Maybe you’d also want it to extract data for the last sentence about the lanyard headphones and armbands (bonus points if you even noticed that).
Those image urls are broken.
I’m not even sure where they came from.
I don’t think I’d necessarily want Apple’s copy “gorgeous color screen” on my third party reseller website.
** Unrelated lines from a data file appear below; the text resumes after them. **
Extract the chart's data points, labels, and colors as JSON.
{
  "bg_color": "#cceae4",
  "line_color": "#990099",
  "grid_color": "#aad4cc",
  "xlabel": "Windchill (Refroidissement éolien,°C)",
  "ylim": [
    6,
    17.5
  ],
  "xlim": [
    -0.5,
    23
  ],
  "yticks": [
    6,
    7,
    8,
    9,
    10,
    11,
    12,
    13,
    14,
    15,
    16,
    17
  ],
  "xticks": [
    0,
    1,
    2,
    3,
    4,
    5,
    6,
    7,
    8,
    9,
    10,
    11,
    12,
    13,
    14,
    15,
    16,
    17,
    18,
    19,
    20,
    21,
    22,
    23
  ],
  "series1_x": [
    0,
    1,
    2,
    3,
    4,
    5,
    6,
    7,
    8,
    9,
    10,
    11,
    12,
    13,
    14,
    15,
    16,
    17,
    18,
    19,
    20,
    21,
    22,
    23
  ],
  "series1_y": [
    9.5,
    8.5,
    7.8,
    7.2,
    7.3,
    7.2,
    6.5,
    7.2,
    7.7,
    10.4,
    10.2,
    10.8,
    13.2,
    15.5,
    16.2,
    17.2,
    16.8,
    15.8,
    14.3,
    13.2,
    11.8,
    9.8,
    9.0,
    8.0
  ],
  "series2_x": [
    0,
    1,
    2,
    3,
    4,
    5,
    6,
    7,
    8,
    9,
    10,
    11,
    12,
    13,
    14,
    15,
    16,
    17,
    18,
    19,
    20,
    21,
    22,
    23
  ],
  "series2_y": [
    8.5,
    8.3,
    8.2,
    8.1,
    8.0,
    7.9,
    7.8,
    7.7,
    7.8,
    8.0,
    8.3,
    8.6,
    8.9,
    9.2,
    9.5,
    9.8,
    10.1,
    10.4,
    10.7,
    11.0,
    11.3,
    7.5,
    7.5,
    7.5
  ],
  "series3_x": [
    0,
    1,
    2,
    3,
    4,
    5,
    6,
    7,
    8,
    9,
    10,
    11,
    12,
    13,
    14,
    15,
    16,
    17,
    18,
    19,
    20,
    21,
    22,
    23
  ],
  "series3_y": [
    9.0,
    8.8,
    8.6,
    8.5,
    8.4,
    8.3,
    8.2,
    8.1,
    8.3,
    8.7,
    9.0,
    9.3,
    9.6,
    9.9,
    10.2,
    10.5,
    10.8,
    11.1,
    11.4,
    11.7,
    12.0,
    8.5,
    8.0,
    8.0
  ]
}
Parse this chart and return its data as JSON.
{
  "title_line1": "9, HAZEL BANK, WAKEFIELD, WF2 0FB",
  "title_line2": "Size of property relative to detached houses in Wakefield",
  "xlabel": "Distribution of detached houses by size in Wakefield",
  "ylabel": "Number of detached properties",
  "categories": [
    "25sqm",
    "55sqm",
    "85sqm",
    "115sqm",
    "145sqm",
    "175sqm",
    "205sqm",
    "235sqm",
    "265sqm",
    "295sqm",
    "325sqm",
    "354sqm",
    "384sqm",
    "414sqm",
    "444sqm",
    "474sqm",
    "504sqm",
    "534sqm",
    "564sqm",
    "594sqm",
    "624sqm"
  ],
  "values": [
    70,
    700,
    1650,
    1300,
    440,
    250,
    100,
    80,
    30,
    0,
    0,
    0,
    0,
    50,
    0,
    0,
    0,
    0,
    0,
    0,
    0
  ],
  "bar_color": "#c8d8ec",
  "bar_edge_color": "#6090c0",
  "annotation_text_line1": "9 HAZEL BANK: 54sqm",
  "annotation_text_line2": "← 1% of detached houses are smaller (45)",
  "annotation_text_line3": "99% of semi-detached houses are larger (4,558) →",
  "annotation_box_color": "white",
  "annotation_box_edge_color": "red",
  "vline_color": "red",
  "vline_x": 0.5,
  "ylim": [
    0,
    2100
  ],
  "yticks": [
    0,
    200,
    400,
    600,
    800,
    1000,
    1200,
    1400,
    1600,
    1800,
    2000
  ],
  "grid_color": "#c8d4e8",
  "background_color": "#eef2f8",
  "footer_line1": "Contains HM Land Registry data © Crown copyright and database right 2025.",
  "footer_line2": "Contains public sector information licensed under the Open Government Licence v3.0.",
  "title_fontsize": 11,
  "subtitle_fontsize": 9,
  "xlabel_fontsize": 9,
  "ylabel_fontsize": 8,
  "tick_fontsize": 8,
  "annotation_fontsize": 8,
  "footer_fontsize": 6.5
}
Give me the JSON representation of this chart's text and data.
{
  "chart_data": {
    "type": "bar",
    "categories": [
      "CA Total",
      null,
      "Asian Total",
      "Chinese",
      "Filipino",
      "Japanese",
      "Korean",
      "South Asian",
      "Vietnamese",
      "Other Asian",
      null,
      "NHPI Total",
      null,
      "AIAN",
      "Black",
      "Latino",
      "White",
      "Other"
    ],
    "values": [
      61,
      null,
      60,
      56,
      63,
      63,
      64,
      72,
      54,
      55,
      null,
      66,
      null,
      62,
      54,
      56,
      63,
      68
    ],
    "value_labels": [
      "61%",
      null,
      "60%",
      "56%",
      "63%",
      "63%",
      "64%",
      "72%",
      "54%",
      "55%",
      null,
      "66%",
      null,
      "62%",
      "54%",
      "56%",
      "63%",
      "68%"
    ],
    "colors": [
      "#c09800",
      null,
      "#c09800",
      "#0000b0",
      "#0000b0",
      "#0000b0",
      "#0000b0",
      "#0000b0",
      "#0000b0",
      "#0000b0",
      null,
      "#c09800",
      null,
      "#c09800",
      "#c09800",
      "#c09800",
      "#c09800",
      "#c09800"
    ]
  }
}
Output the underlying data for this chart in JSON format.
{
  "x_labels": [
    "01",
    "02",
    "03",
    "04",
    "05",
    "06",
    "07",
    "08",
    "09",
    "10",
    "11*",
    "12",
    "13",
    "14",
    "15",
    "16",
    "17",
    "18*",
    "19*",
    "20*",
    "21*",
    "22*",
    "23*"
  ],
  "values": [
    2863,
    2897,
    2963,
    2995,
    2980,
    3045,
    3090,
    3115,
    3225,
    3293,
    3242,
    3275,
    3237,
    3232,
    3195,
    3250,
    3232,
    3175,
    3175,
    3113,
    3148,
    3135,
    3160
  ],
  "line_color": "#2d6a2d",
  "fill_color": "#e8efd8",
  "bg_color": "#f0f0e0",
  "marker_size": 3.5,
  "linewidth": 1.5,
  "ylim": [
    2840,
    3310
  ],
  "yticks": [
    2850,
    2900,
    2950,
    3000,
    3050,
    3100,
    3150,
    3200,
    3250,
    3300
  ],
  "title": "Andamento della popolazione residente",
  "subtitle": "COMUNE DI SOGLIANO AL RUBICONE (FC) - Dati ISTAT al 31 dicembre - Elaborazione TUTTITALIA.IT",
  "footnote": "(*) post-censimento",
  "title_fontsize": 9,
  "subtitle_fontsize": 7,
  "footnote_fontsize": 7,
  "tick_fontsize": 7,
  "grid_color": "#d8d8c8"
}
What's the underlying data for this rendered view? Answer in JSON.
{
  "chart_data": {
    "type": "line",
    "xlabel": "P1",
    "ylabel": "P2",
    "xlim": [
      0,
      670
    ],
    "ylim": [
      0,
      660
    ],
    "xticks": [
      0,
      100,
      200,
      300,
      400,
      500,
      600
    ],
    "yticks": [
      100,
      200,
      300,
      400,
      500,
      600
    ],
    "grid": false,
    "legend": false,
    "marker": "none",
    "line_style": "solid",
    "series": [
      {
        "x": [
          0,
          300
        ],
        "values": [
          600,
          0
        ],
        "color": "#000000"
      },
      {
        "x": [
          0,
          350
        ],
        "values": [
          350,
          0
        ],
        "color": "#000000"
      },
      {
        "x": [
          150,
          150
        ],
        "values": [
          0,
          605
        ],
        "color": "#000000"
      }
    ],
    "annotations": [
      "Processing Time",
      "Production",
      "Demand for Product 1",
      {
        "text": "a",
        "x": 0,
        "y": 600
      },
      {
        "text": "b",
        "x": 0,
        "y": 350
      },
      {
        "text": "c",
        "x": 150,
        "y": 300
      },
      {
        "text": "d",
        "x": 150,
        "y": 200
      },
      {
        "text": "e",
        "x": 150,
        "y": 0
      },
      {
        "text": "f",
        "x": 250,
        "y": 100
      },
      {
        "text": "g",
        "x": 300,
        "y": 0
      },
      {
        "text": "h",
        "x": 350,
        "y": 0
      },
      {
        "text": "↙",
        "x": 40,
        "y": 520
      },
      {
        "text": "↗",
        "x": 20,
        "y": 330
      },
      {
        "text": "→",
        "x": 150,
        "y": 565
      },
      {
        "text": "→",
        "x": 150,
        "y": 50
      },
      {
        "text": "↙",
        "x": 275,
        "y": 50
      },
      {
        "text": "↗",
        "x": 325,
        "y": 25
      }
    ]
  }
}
What is impressive and exciting is how trivial this capability is to build with a language model.
A fun note: the data schema and example JSON objects I used were generated by ChatGPT.
What’s next?
- In the middle of last week, OpenAI released a ChatGPT API (
gpt-3.5-turbo
). I spent some time trying to port a similar type of data generation use case to the new API, but in the end, wasn’t able to get as good results. I’d like to write up what this experience was like and do some more investigation on the API’s capabilities. - I still haven’t had the chance to try and deploy pre-trained models from Hugging Face or investigating different types of models, but that is still something I am hoping to find the time to do.
- Writing up some more summaries and commentary on content I’ve enjoyed reading.